Well Ann, I'm here to report that from a three+pack-a-day 30-year habit (except for Lent!), I quit in 1977--with the "buddy" system. My Buddy was a quite attractive oboe player in Birmingham (AL) Symphony (I was a violinist there)...I made it, she did not. I used our Twelve Steps--she did not have 12 steps...except in her back stairway--Ooooops!

And the compulsion/obsession. craving DOES go away. At least it did with me, but it WAS hard! When I tended bar, I used to look at all the peeps in the lounge, and "pictured" them as human smoke-stacks, belching out toxic stuff. that helped me a lot. I WAS sober during all this...and still am!

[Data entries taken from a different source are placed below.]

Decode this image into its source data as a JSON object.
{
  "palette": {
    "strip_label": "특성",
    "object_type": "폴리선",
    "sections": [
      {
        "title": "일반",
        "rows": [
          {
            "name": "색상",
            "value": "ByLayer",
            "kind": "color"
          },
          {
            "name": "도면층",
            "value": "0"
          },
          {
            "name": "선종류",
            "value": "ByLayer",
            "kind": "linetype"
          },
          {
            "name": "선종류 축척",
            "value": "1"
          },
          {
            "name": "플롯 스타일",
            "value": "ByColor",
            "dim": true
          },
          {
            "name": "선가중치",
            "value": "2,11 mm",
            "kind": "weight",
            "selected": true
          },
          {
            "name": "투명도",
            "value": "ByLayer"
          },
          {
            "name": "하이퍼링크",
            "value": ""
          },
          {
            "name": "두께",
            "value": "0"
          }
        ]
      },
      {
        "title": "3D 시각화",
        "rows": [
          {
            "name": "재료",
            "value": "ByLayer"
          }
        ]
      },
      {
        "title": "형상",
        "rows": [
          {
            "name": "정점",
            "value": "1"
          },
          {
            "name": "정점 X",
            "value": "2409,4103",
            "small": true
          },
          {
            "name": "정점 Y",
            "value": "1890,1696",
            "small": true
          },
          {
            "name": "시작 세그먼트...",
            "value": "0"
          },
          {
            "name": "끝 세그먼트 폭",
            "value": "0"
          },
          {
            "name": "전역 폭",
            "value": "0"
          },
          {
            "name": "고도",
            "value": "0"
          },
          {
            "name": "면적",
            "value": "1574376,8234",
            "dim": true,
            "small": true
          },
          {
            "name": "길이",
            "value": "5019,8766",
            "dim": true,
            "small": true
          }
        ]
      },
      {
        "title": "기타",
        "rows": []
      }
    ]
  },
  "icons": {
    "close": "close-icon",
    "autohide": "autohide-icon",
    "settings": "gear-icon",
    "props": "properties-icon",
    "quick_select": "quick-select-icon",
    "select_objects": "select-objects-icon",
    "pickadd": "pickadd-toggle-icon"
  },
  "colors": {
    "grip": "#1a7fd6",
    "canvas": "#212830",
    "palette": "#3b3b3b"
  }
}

Not preaching here, just sayin'.........

Indigo said...

The only advice I can give, is to approach it the same way you approach sobriety. You didn't have a pill, a patch, or any other placebo. It's easier said than done. It will be 2 years for me in Oct. Do you still want a cigarette. At times, but you get past it. As Alcoholics we still get that urge for a drink but manage to stay the path.

You can do this dear friend. Hang in there and I'm an email away, whenever you need some encouragement. (Hugs)Indigo

Prayer Girl said...

I couldn't find a place to comment on today's blog that you are smoking again. So...here's my thought.

As I said in my comment above, Don't Stop Trying. It may be a while before you try again, but just keep trying - someday you will be successful.

PG

Syd said...

I'm glad that I never smoked. Hope that you will be able to quit for good eventually.